My name's Ray and I'm from the Vancouver area. I visit the gta area about once per year on business and I have a few friends and family in the area. What brings me here is I've been doing some Sulawesi shrimp research and I've been keeping cardinals and looking in getting some more. There's a lot more active threads about them then in bcaquaria forums. I believe there's more breeders here than in the GVA area. I'm trying to locate some Sulawesi white orchids and yellow cheeks.
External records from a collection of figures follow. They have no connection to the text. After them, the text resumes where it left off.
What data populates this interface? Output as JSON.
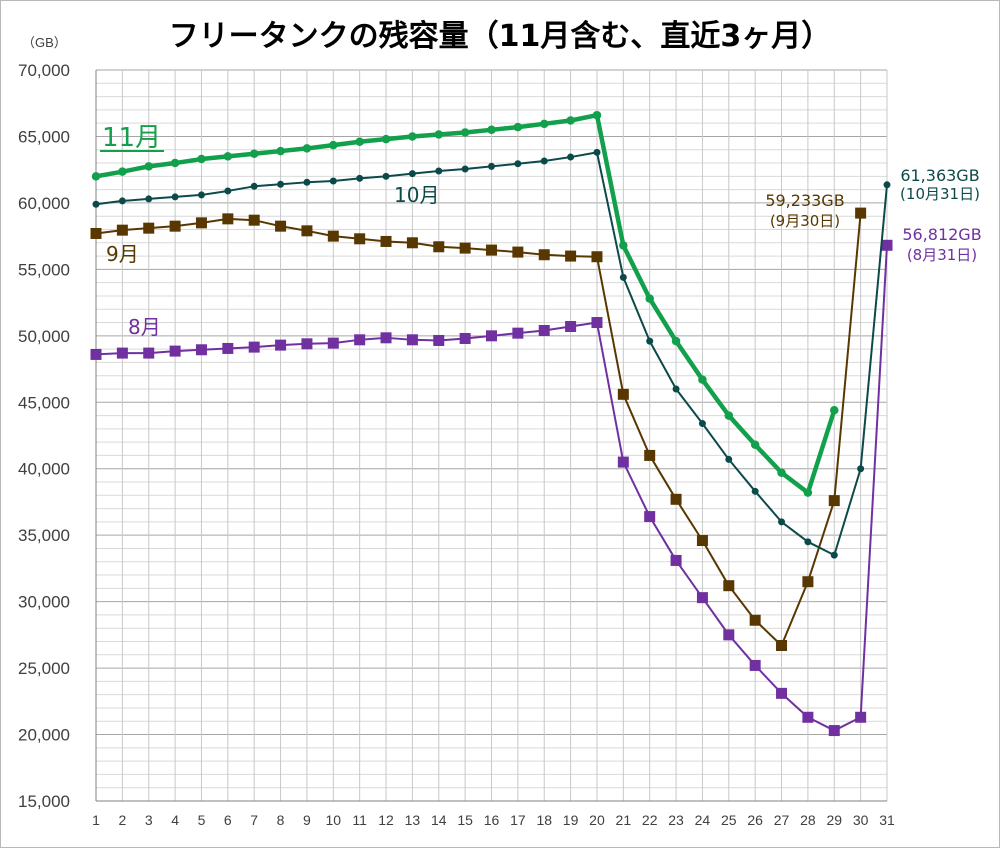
{
  "chart_data": {
    "type": "line",
    "title": "フリータンクの残容量（11月含む、直近3ヶ月）",
    "unit_label": "（GB）",
    "ylim": [
      15000,
      70000
    ],
    "y_ticks": [
      "15,000",
      "20,000",
      "25,000",
      "30,000",
      "35,000",
      "40,000",
      "45,000",
      "50,000",
      "55,000",
      "60,000",
      "65,000",
      "70,000"
    ],
    "x": [
      "1",
      "2",
      "3",
      "4",
      "5",
      "6",
      "7",
      "8",
      "9",
      "10",
      "11",
      "12",
      "13",
      "14",
      "15",
      "16",
      "17",
      "18",
      "19",
      "20",
      "21",
      "22",
      "23",
      "24",
      "25",
      "26",
      "27",
      "28",
      "29",
      "30",
      "31"
    ],
    "grid": true,
    "series": [
      {
        "name": "8月",
        "color": "#7030a0",
        "marker": "square",
        "values": [
          48600,
          48700,
          48700,
          48850,
          48950,
          49050,
          49150,
          49300,
          49400,
          49450,
          49700,
          49850,
          49700,
          49650,
          49800,
          50000,
          50200,
          50400,
          50700,
          51000,
          40500,
          36400,
          33100,
          30300,
          27500,
          25200,
          23100,
          21300,
          20300,
          21300,
          56812
        ],
        "end_label": "56,812GB",
        "end_note": "(8月31日)"
      },
      {
        "name": "9月",
        "color": "#583800",
        "marker": "square",
        "values": [
          57700,
          57950,
          58100,
          58250,
          58500,
          58800,
          58700,
          58250,
          57900,
          57500,
          57300,
          57100,
          57000,
          56700,
          56600,
          56450,
          56300,
          56100,
          56000,
          55950,
          45600,
          41000,
          37700,
          34600,
          31200,
          28600,
          26700,
          31500,
          37600,
          59233,
          null
        ],
        "end_label": "59,233GB",
        "end_note": "(9月30日)"
      },
      {
        "name": "10月",
        "color": "#0c4a4a",
        "marker": "circle",
        "values": [
          59900,
          60150,
          60300,
          60450,
          60600,
          60900,
          61250,
          61400,
          61550,
          61650,
          61850,
          62000,
          62200,
          62400,
          62550,
          62750,
          62950,
          63150,
          63450,
          63800,
          54400,
          49600,
          46000,
          43400,
          40700,
          38300,
          36000,
          34500,
          33500,
          40000,
          61363
        ],
        "end_label": "61,363GB",
        "end_note": "(10月31日)"
      },
      {
        "name": "11月",
        "color": "#12a04c",
        "marker": "circle",
        "values": [
          62000,
          62350,
          62750,
          63000,
          63300,
          63500,
          63700,
          63900,
          64100,
          64350,
          64600,
          64800,
          65000,
          65150,
          65300,
          65500,
          65700,
          65950,
          66200,
          66600,
          56800,
          52800,
          49600,
          46700,
          44000,
          41800,
          39700,
          38200,
          44400,
          null,
          null
        ]
      }
    ]
  }
}
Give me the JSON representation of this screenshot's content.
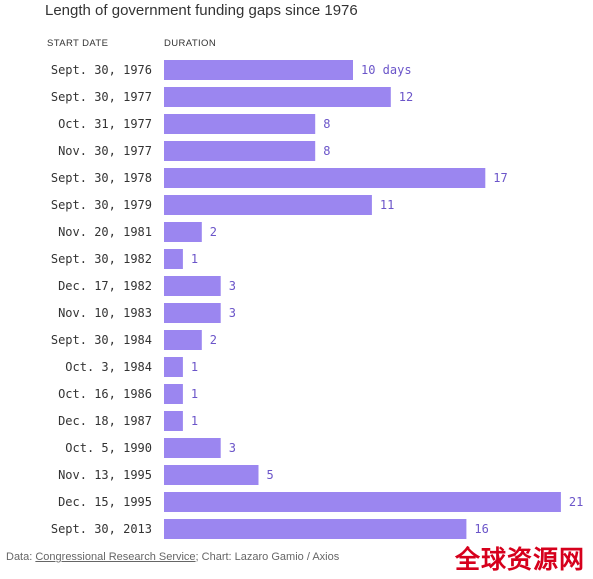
{
  "chart_data": {
    "type": "bar",
    "orientation": "horizontal",
    "title": "Length of government funding gaps since 1976",
    "category_header": "START DATE",
    "value_header": "DURATION",
    "categories": [
      "Sept. 30, 1976",
      "Sept. 30, 1977",
      "Oct. 31, 1977",
      "Nov. 30, 1977",
      "Sept. 30, 1978",
      "Sept. 30, 1979",
      "Nov. 20, 1981",
      "Sept. 30, 1982",
      "Dec. 17, 1982",
      "Nov. 10, 1983",
      "Sept. 30, 1984",
      "Oct. 3, 1984",
      "Oct. 16, 1986",
      "Dec. 18, 1987",
      "Oct. 5, 1990",
      "Nov. 13, 1995",
      "Dec. 15, 1995",
      "Sept. 30, 2013"
    ],
    "values": [
      10,
      12,
      8,
      8,
      17,
      11,
      2,
      1,
      3,
      3,
      2,
      1,
      1,
      1,
      3,
      5,
      21,
      16
    ],
    "value_labels": [
      "10 days",
      "12",
      "8",
      "8",
      "17",
      "11",
      "2",
      "1",
      "3",
      "3",
      "2",
      "1",
      "1",
      "1",
      "3",
      "5",
      "21",
      "16"
    ],
    "grid": false,
    "legend": "none",
    "bar_color": "#9b86f0",
    "label_color": "#6b55c9",
    "text_color": "#333333"
  },
  "source": {
    "data_prefix": "Data: ",
    "data_link": "Congressional Research Service",
    "chart_credit": "; Chart: Lazaro Gamio / Axios"
  },
  "watermark": "全球资源网"
}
My friend showed me a few stores, Aquainspiration, shrimpfever and I believe a store in pacific mall.

I've been keeping planted aquariums for a while and here's a few photos of my current setup and my Sulawesi cardinals. Seems like some of the GTA's been getting them off people in Vancouver but unfortunately those people have disappeared off the forums.

Look forward to chatting with you.
Ray
Caridina dennerli by Raymond Wong, on Flickr

Caridina dennerli by Raymond Wong, on Flickr

Caridina dennerli by Raymond Wong, on Flickr
Caridina dennerli, by Raymond Wong, on Flickr
Caridina dennerli, by Raymond Wong, on Flickr

Jan 27th aqarium update by Raymond Wong, on Flickr


----------



## default

Welcome to the forum! Fantastic looking shrimps and tank!


----------



## tom g

*welcome*

welcome to the forum and hope the freshies and shrimp guys and gals can help u out ... your tank and stuff look awesome ...


----------



## rwong2k10

thanks for the warm welcome!

Caridina dennerli - today's snapshot, finally colouring up after moving them to their new tank 2 weeks ago
Caridina dennerli - Week 2 by Raymond Wong, on Flickr

Baby Yellow Rabbit Snail - Tylomelania

Baby Yellow Rabbit Snail - Tylomelania by Raymond Wong, on Flickr


----------



## planter

Welcome to the forum. Man that's a sweet planted tank. That's also a crazy light fixture over that tank.


----------